On Wednesday, Google announced that users can now instantly translate printed text into a total of 27 languages.
The search engine giant added 20 languages to their instant virtual translation app, a big leap from the original seven languages (English, French, German, Italian, Portuguese, Russian and Spanish) people could use to instantly identify words in a foreign language. The updates to Google Translate will reach Android and iPhone devices in the next couple of days, according to a Google blog post.
Additionally, if a user takes a photo of the text through camera mode, Google can translate the text into an additional 10 languages, for a total of 37.
Google’s secret to recognizing this vast array of languages is hidden in deep neural networks, the same networks that create hallucinative images and eerie art. By teaming up with Quest Visual, Google was “able to work with some of the top researchers in deep learning,” according to Google’s research blog.
The images undergo a step-by-step process, which begins when the app finds letters in the image through identifying blocks of pixels with similar colors next to each other. If the blocks form a continuous line, then the app believes the pixels are most likely part of a word.
But in real life, handwritten letters aren’t perfect clean lines of unadulterated pixels. Oftentimes letters are sloppily written, slightly smudged, and have traces of dirt or food around them. In order to have the app still recognize imperfect letters, the Google team created ”all kinds of fake 'dirt' to convincingly mimic the noisiness of the real world,” according to Google’s blog post.
After the program has found the letters, it then looks up approximate definitions to find the correct word, but also to account for mistakes that the program might have made earlier in the process. For instance, a handwritten “s” could have been interpreted as a “5” in the translation process, but the program would still ultimately translate the mistaken “5uper” as “super.”
But not everyone has a data processing center with the capabilities of Google. In fact, most of the time the phones and laptops we use run far below that computing power. To counter that issue, Google had to develop a small neural net to limit the information density that the computer processor handles.

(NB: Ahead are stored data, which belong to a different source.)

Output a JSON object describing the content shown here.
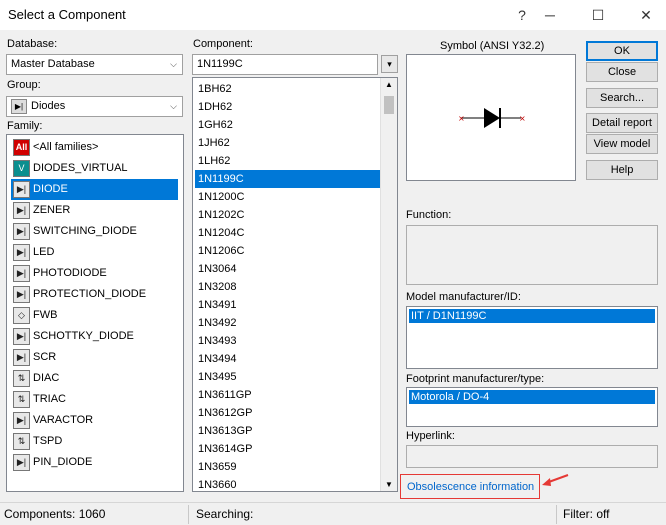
{
  "window": {
    "title": "Select a Component",
    "help_glyph": "?",
    "close_glyph": "✕",
    "minimize_glyph": "─",
    "maximize_glyph": "☐"
  },
  "database": {
    "label": "Database:",
    "value": "Master Database"
  },
  "group": {
    "label": "Group:",
    "value": "Diodes"
  },
  "family": {
    "label": "Family:",
    "items": [
      {
        "label": "<All families>",
        "icon": "all-families-icon",
        "glyph": "All"
      },
      {
        "label": "DIODES_VIRTUAL",
        "icon": "diode-virtual-icon",
        "glyph": "V"
      },
      {
        "label": "DIODE",
        "icon": "diode-icon",
        "glyph": "▶|",
        "selected": true
      },
      {
        "label": "ZENER",
        "icon": "zener-icon",
        "glyph": "▶|"
      },
      {
        "label": "SWITCHING_DIODE",
        "icon": "switching-diode-icon",
        "glyph": "▶|"
      },
      {
        "label": "LED",
        "icon": "led-icon",
        "glyph": "▶|"
      },
      {
        "label": "PHOTODIODE",
        "icon": "photodiode-icon",
        "glyph": "▶|"
      },
      {
        "label": "PROTECTION_DIODE",
        "icon": "protection-diode-icon",
        "glyph": "▶|"
      },
      {
        "label": "FWB",
        "icon": "fwb-icon",
        "glyph": "◇"
      },
      {
        "label": "SCHOTTKY_DIODE",
        "icon": "schottky-icon",
        "glyph": "▶|"
      },
      {
        "label": "SCR",
        "icon": "scr-icon",
        "glyph": "▶|"
      },
      {
        "label": "DIAC",
        "icon": "diac-icon",
        "glyph": "⇅"
      },
      {
        "label": "TRIAC",
        "icon": "triac-icon",
        "glyph": "⇅"
      },
      {
        "label": "VARACTOR",
        "icon": "varactor-icon",
        "glyph": "▶|"
      },
      {
        "label": "TSPD",
        "icon": "tspd-icon",
        "glyph": "⇅"
      },
      {
        "label": "PIN_DIODE",
        "icon": "pin-diode-icon",
        "glyph": "▶|"
      }
    ]
  },
  "component": {
    "label": "Component:",
    "value": "1N1199C",
    "items": [
      "1BH62",
      "1DH62",
      "1GH62",
      "1JH62",
      "1LH62",
      "1N1199C",
      "1N1200C",
      "1N1202C",
      "1N1204C",
      "1N1206C",
      "1N3064",
      "1N3208",
      "1N3491",
      "1N3492",
      "1N3493",
      "1N3494",
      "1N3495",
      "1N3611GP",
      "1N3612GP",
      "1N3613GP",
      "1N3614GP",
      "1N3659",
      "1N3660"
    ],
    "selected_index": 5
  },
  "symbol": {
    "label": "Symbol (ANSI Y32.2)"
  },
  "buttons": {
    "ok": "OK",
    "close": "Close",
    "search": "Search...",
    "detail_report": "Detail report",
    "view_model": "View model",
    "help": "Help"
  },
  "function": {
    "label": "Function:",
    "value": ""
  },
  "model": {
    "label": "Model manufacturer/ID:",
    "value": "IIT / D1N1199C"
  },
  "footprint": {
    "label": "Footprint manufacturer/type:",
    "value": "Motorola / DO-4"
  },
  "hyperlink": {
    "label": "Hyperlink:",
    "value": ""
  },
  "obsolescence": {
    "label": "Obsolescence information"
  },
  "status": {
    "components": "Components: 1060",
    "searching": "Searching:",
    "filter": "Filter: off"
  },
  "colors": {
    "selection": "#0078d7",
    "annotation_red": "#e53935",
    "link": "#0066cc"
  }
}
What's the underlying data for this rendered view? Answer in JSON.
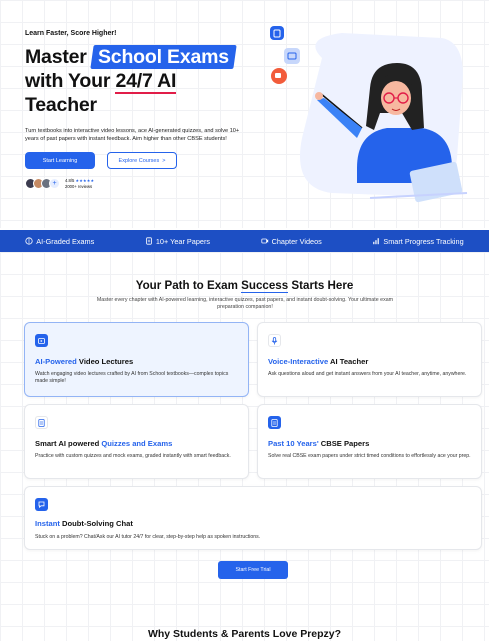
{
  "hero": {
    "tagline": "Learn Faster, Score Higher!",
    "title_part1": "Master ",
    "title_highlight": "School Exams",
    "title_part2": "with Your ",
    "title_underline": "24/7 AI",
    "title_part3": "Teacher",
    "description": "Turn textbooks into interactive video lessons, ace AI-generated quizzes, and solve 10+ years of past papers with instant feedback. Aim higher than other CBSE students!",
    "primary_button": "Start Learning",
    "secondary_button": "Explore Courses",
    "secondary_chevron": ">",
    "rating_value": "4.8/5",
    "rating_stars": "★★★★★",
    "reviews": "2000+ reviews",
    "avatar_plus": "+"
  },
  "feature_bar": {
    "items": [
      {
        "label": "AI-Graded Exams",
        "icon": "brain-icon"
      },
      {
        "label": "10+ Year Papers",
        "icon": "document-icon"
      },
      {
        "label": "Chapter Videos",
        "icon": "video-icon"
      },
      {
        "label": "Smart Progress Tracking",
        "icon": "bar-chart-icon"
      }
    ]
  },
  "path_section": {
    "title_before": "Your Path to Exam ",
    "title_underlined": "Success",
    "title_after": " Starts Here",
    "subtitle": "Master every chapter with AI-powered learning, interactive quizzes, past papers, and instant doubt-solving. Your ultimate exam preparation companion!",
    "cards": [
      {
        "title_blue": "AI-Powered",
        "title_rest": " Video Lectures",
        "desc": "Watch engaging video lectures crafted by AI from School textbooks—complex topics made simple!",
        "icon": "video-icon"
      },
      {
        "title_blue": "Voice-Interactive",
        "title_rest": " AI Teacher",
        "desc": "Ask questions aloud and get instant answers from your AI teacher, anytime, anywhere.",
        "icon": "microphone-icon"
      },
      {
        "title_rest": "Smart AI powered ",
        "title_blue": "Quizzes and Exams",
        "desc": "Practice with custom quizzes and mock exams, graded instantly with smart feedback.",
        "icon": "quiz-icon"
      },
      {
        "title_blue": "Past 10 Years'",
        "title_rest": " CBSE Papers",
        "desc": "Solve real CBSE exam papers under strict timed conditions to effortlessly ace your prep.",
        "icon": "paper-icon"
      },
      {
        "title_blue": "Instant",
        "title_rest": " Doubt-Solving Chat",
        "desc": "Stuck on a problem? Chat/Ask our AI tutor 24/7 for clear, step-by-step help as spoken instructions.",
        "icon": "chat-icon"
      }
    ],
    "cta": "Start Free Trial"
  },
  "why_section": {
    "title": "Why Students & Parents Love Prepzy?"
  },
  "colors": {
    "brand_blue": "#2563eb",
    "bar_blue": "#1d4fc4",
    "accent_red": "#e11d48"
  }
}
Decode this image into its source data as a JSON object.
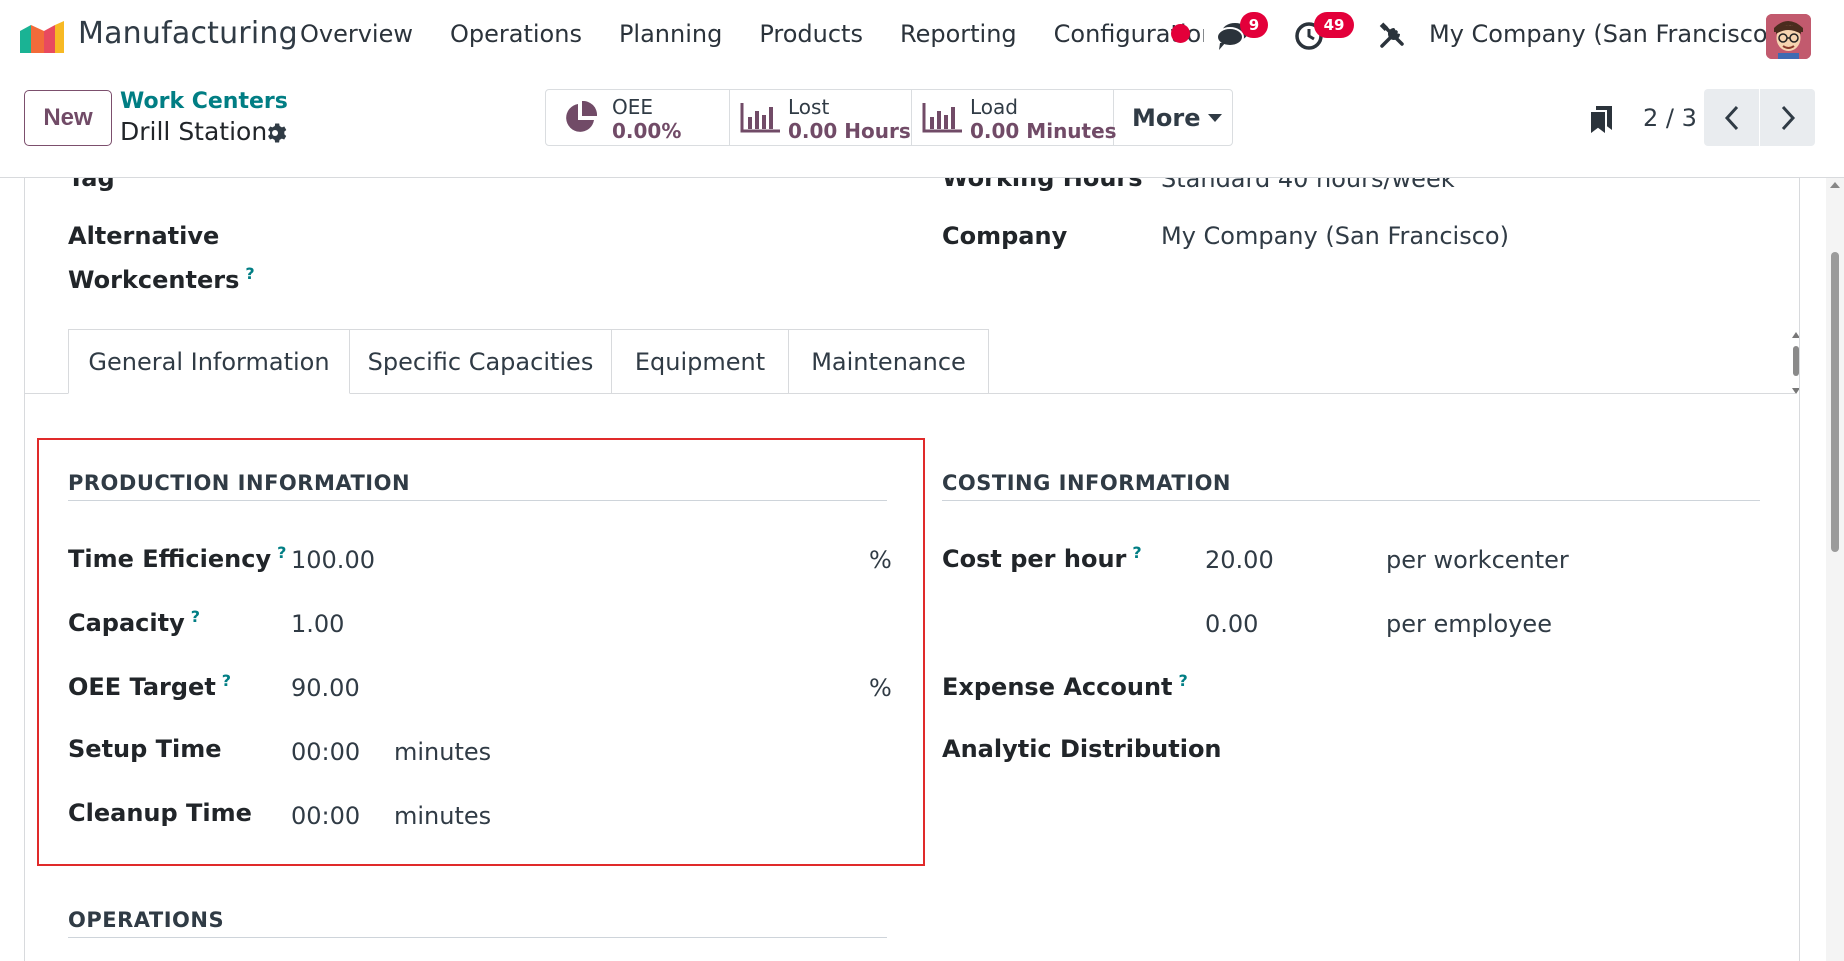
{
  "navbar": {
    "app_name": "Manufacturing",
    "menu": [
      "Overview",
      "Operations",
      "Planning",
      "Products",
      "Reporting",
      "Configuration"
    ],
    "messages_badge": "9",
    "activities_badge": "49",
    "company": "My Company (San Francisco)"
  },
  "control": {
    "new_label": "New",
    "breadcrumb_parent": "Work Centers",
    "breadcrumb_current": "Drill Station",
    "stats": [
      {
        "label": "OEE",
        "value": "0.00%"
      },
      {
        "label": "Lost",
        "value": "0.00 Hours"
      },
      {
        "label": "Load",
        "value": "0.00 Minutes"
      }
    ],
    "more_label": "More",
    "pager": "2 / 3"
  },
  "form": {
    "tag_label": "Tag",
    "working_hours_label": "Working Hours",
    "working_hours_value": "Standard 40 hours/week",
    "alternative_label_line1": "Alternative",
    "alternative_label_line2": "Workcenters",
    "company_label": "Company",
    "company_value": "My Company (San Francisco)"
  },
  "tabs": [
    "General Information",
    "Specific Capacities",
    "Equipment",
    "Maintenance"
  ],
  "production": {
    "title": "PRODUCTION INFORMATION",
    "time_efficiency_label": "Time Efficiency",
    "time_efficiency_value": "100.00",
    "capacity_label": "Capacity",
    "capacity_value": "1.00",
    "oee_target_label": "OEE Target",
    "oee_target_value": "90.00",
    "setup_time_label": "Setup Time",
    "setup_time_value": "00:00",
    "cleanup_time_label": "Cleanup Time",
    "cleanup_time_value": "00:00",
    "percent_unit": "%",
    "minutes_unit": "minutes"
  },
  "costing": {
    "title": "COSTING INFORMATION",
    "cost_per_hour_label": "Cost per hour",
    "cost_per_hour_value": "20.00",
    "per_workcenter": "per workcenter",
    "employee_cost_value": "0.00",
    "per_employee": "per employee",
    "expense_account_label": "Expense Account",
    "analytic_distribution_label": "Analytic Distribution"
  },
  "operations": {
    "title": "OPERATIONS"
  },
  "help_mark": "?",
  "colors": {
    "brand": "#714b67",
    "link": "#017e84",
    "badge": "#e3003a",
    "highlight": "#e02a2a"
  }
}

This recent advance marks an innovative application of neural networks to a commonly used and practical application.
“Sometimes new technology can seem very abstract, and it's not always obvious what the applications for things like convolutional neural nets could be," notes the Google research blog. "We think breaking down language barriers is one great use.”
And Google promises that there more barriers to be broken: "More than half of the content on the Internet is in English, but only around 20% of the world’s population speaks English. Today’s updates knock down a few more language barriers, helping you communicate better and get the information you need."